We have no allusion in Anglo-Saxon writers to chimneys, or fireplaces, in our modern acceptation of the term. When necessary, the fire seems to have been made on the floor, in the place most convenient. We find instances in the early saints’ legends where the hall was burnt by incautiously lighting the fire too near the wall. Hence it seems to have been usually placed in the middle, and there can be little doubt that there was an opening, or, as it was called in later times, a louver, in the roof above, for the escape of the smoke.
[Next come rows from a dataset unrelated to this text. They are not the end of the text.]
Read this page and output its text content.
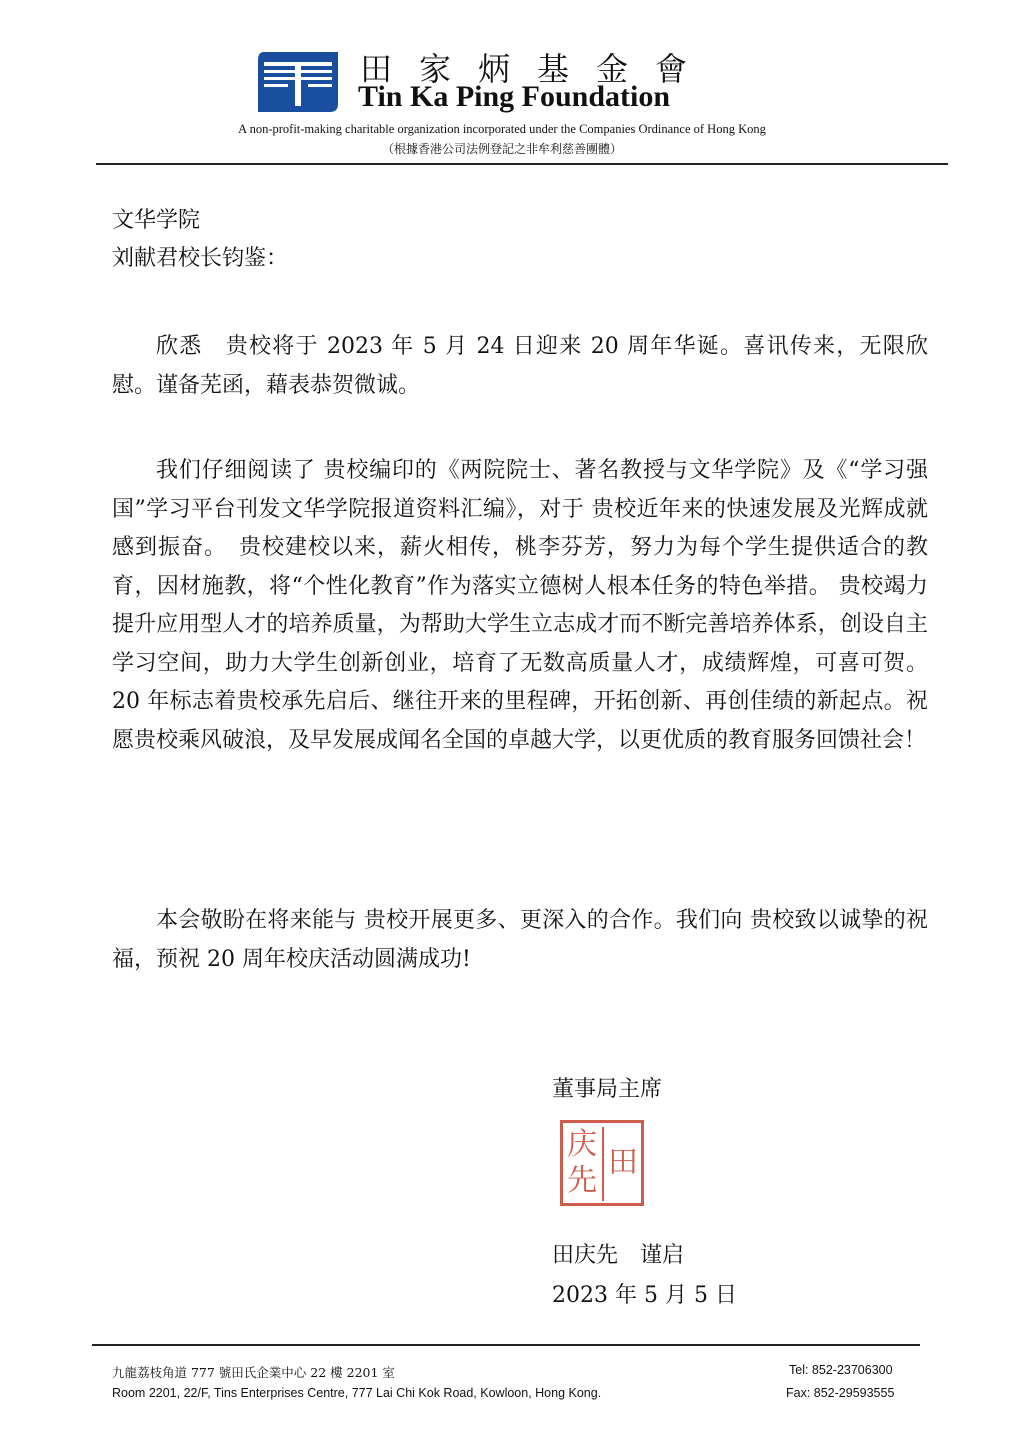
田家炳基金會
Tin Ka Ping Foundation
A non-profit-making charitable organization incorporated under the Companies Ordinance of Hong Kong
（根據香港公司法例登記之非牟利慈善團體）

文华学院

刘献君校长钧鉴：

欣悉　贵校将于 2023 年 5 月 24 日迎来 20 周年华诞。喜讯传来，无限欣慰。谨备芜函，藉表恭贺微诚。

我们仔细阅读了 贵校编印的《两院院士、著名教授与文华学院》及《“学习强国”学习平台刊发文华学院报道资料汇编》，对于 贵校近年来的快速发展及光辉成就感到振奋。　贵校建校以来，薪火相传，桃李芬芳，努力为每个学生提供适合的教育，因材施教，将“个性化教育”作为落实立德树人根本任务的特色举措。 贵校竭力提升应用型人才的培养质量，为帮助大学生立志成才而不断完善培养体系，创设自主学习空间，助力大学生创新创业，培育了无数高质量人才，成绩辉煌，可喜可贺。20 年标志着贵校承先启后、继往开来的里程碑，开拓创新、再创佳绩的新起点。祝愿贵校乘风破浪，及早发展成闻名全国的卓越大学，以更优质的教育服务回馈社会！

本会敬盼在将来能与 贵校开展更多、更深入的合作。我们向 贵校致以诚挚的祝福，预祝 20 周年校庆活动圆满成功!

董事局主席
庆
先
田
田庆先　谨启
2023 年 5 月 5 日
九龍荔枝角道 777 號田氏企業中心 22 樓 2201 室
Room 2201, 22/F, Tins Enterprises Centre, 777 Lai Chi Kok Road, Kowloon, Hong Kong.
Tel: 852-23706300
Fax: 852-29593555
The historian Bede describes a Northumbrian king, in the middle of the seventh century, as having, on his return from hunting, entered the hall with his attendants, and all standing round the fire to warm themselves. A somewhat similar scene, but in more humble life, is represented in the accompanying cut, taken from a manuscript calendar of the beginning of the eleventh century (MS. Cotton. Julius, A. iv.). The material for feeding the fire is wood, which the man to the left is bringing from a heap, while his companion is administering to the fire with a pair of Saxon tongs (tangan). The vocabularies give tange, tongs, and bylig, bellows; and they speak of col, coal (explained by the Latin carbo), and synder, a cinder (scorium). As all these are Saxon words, and not derived from the Latin, we may suppose that they represent things known to the Anglo-Saxon race from an early period; and as charcoal does not produce scorium, or cinder, it is perhaps not going too far to suppose that the Anglo-Saxons were acquainted with the use of mineral coal. We know nothing of any other fire utensils, except that the Anglo-Saxons used a fyr-scofl, or fire-shovel. The place in which the fire was made was the heorth, or hearth.